Children's burial ground, Ballyboggan, Co. Galway
Co. Galway |
Burial Grounds
In a patch of rough pastureland at Ballyboggan in County Galway, a children's burial ground came to light not through scholarly excavation but through the entirely ordinary business of building a house.
When construction work began in the late 1970s, a number of children's bones and skulls were uncovered beneath the ground. They were carefully reburied some 26 metres to the east of the new house, and the work continued.
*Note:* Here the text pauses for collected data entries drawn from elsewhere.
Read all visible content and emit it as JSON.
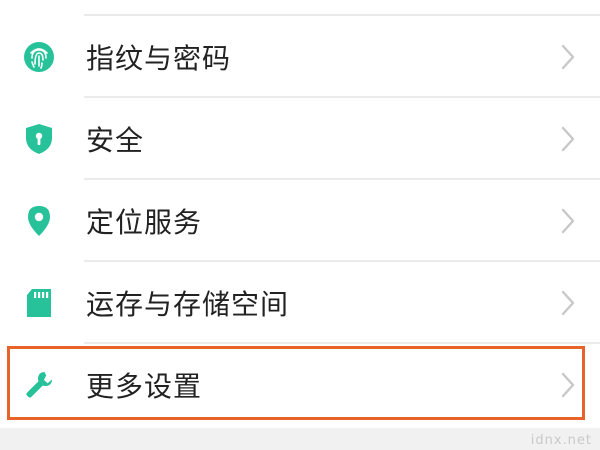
{
  "settings": {
    "items": [
      {
        "label": "指纹与密码",
        "icon": "fingerprint-icon",
        "highlighted": false
      },
      {
        "label": "安全",
        "icon": "shield-icon",
        "highlighted": false
      },
      {
        "label": "定位服务",
        "icon": "location-pin-icon",
        "highlighted": false
      },
      {
        "label": "运存与存储空间",
        "icon": "sd-card-icon",
        "highlighted": false
      },
      {
        "label": "更多设置",
        "icon": "wrench-icon",
        "highlighted": true
      }
    ]
  },
  "watermark": "idnx.net",
  "colors": {
    "icon": "#27c29a",
    "chevron": "#c8c8c8",
    "highlight": "#e8632a",
    "text": "#222222"
  }
}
What makes the site quietly unsettling is its near-total invisibility. The landowner came to believe that the burial ground likely extended across much of the plot on which the house now stands, yet there were no grave-markers of any kind to be seen. This absence is characteristic of a cillín, the Irish term for an unconsecrated burial ground used for unbaptised infants and, in some cases, other individuals excluded from formal Church burial. Such sites are found across Ireland, often in marginal or liminal landscapes, and were rarely marked in any permanent way, their locations passed down through local memory rather than stone or inscription. Within about 16 metres to the south-west of the burial ground lies a souterrain, an underground stone-lined passage typically associated with early medieval settlement, suggesting that this corner of Ballyboggan has been a place of human activity for a considerable stretch of time. Whether the two features are directly related is unknown, but their proximity is a reminder that the ground beneath ordinary farmland often carries far more than is visible at the surface.